In particular, it will break programs that communicate with htc or hts with via pipes, such as the OpenSSH client with the ProxyCommand set to htc (which is one of the main purposes for which someone would want to use httptunnel in the first place).
What happens is an infinite connect/disconnect loop where htc connects, gets the banner from the server (sshd for example), fails to pass it to the client (ssh in this case) because it tries to write to stdin, then reconnects to try again, over and over.
To reproduce, take the following steps:
1. Run an httptunnel server somewhere, for example:
$ hts -F www.example.com:80 -w
2. Run the client with --stdin-stdout, so that its stdin is not a tty
(in this case, it's a pipe from cat). Assuming the server is on
the same machine:
$ cat | htc --stdin-stdout localhost
3. While the client is still running, check the active connections.
You will notice hundreds of connections being created and closed,
endlessly.
$ netstat -at
The expected behavior would be for htc not to be stuck making infinite connections to hts, and for the tunnel to actually work. As it stands, if you type e.g. "GET / HTTP/1.0" (without the quotes) and two newlines on the client at step 2, nothing will happen (you should see the HTML response from www.example.com).

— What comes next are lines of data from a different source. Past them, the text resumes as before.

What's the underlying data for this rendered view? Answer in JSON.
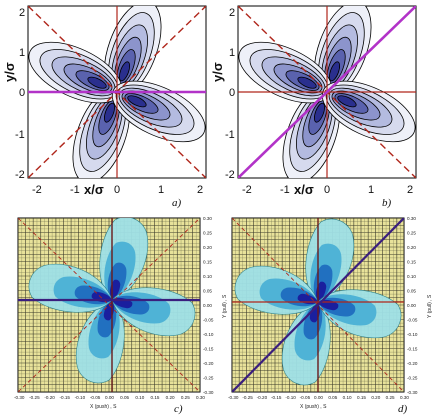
{
  "panels": [
    {
      "id": "a",
      "label": "a)",
      "ylabel": "y/σ",
      "xlabel": "x/σ",
      "yticks": [
        "2",
        "1",
        "0",
        "-1",
        "-2"
      ],
      "xticks": [
        "-2",
        "-1",
        "0",
        "1",
        "2"
      ],
      "colors": {
        "contour_outer": "#eef0f8",
        "contour_inner": "#2a2f8e",
        "solid_line": "#b0261b",
        "dashed_line": "#b0261b",
        "highlight_line": "#b233c8"
      }
    },
    {
      "id": "b",
      "label": "b)",
      "ylabel": "y/σ",
      "xlabel": "x/σ",
      "yticks": [
        "2",
        "1",
        "0",
        "-1",
        "-2"
      ],
      "xticks": [
        "-2",
        "-1",
        "0",
        "1",
        "2"
      ]
    },
    {
      "id": "c",
      "label": "c)",
      "xlabel": "X (push) , S",
      "ylabel": "Y (pull) , S",
      "yticks": [
        "0.30",
        "0.25",
        "0.20",
        "0.15",
        "0.10",
        "0.05",
        "0.00",
        "-0.05",
        "-0.10",
        "-0.15",
        "-0.20",
        "-0.25",
        "-0.30"
      ],
      "xticks": [
        "-0.30",
        "-0.25",
        "-0.20",
        "-0.15",
        "-0.10",
        "-0.05",
        "0.00",
        "0.05",
        "0.10",
        "0.15",
        "0.20",
        "0.25",
        "0.30"
      ]
    },
    {
      "id": "d",
      "label": "d)",
      "xlabel": "X (push) , S",
      "ylabel": "Y (pull) , S",
      "yticks": [
        "0.30",
        "0.25",
        "0.20",
        "0.15",
        "0.10",
        "0.05",
        "0.00",
        "-0.05",
        "-0.10",
        "-0.15",
        "-0.20",
        "-0.25",
        "-0.30"
      ],
      "xticks": [
        "-0.30",
        "-0.25",
        "-0.20",
        "-0.15",
        "-0.10",
        "-0.05",
        "0.00",
        "0.05",
        "0.10",
        "0.15",
        "0.20",
        "0.25",
        "0.30"
      ]
    }
  ]
}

The problem is present in the latest version of the httptunnel package, and it is present in the latest upstream version as well (3.3 as of this writing, since 2001). I have reported it to the upstream maintainers via email and sent them the same patch I am submitting below.
Related branches
Changed in httptunnel: | |
assignee: | nobody → themuso |
status: | Unconfirmed → In Progress |
Changed in httptunnel: | |
status: | In Progress → Fix Released |
Changed in httptunnel: | |
status: | Unknown → New |
Changed in httptunnel: | |
status: | New → Fix Committed |
Changed in httptunnel: | |
status: | Fix Committed → Fix Released |
Patch to fix the problem (caused by a broken check in the source).
ChangeLog entry:
2007-06-20 Israel G. Lugo <email address hidden>
* common.c (handle_ tunnel_ input): really write to stdout if fd == 0.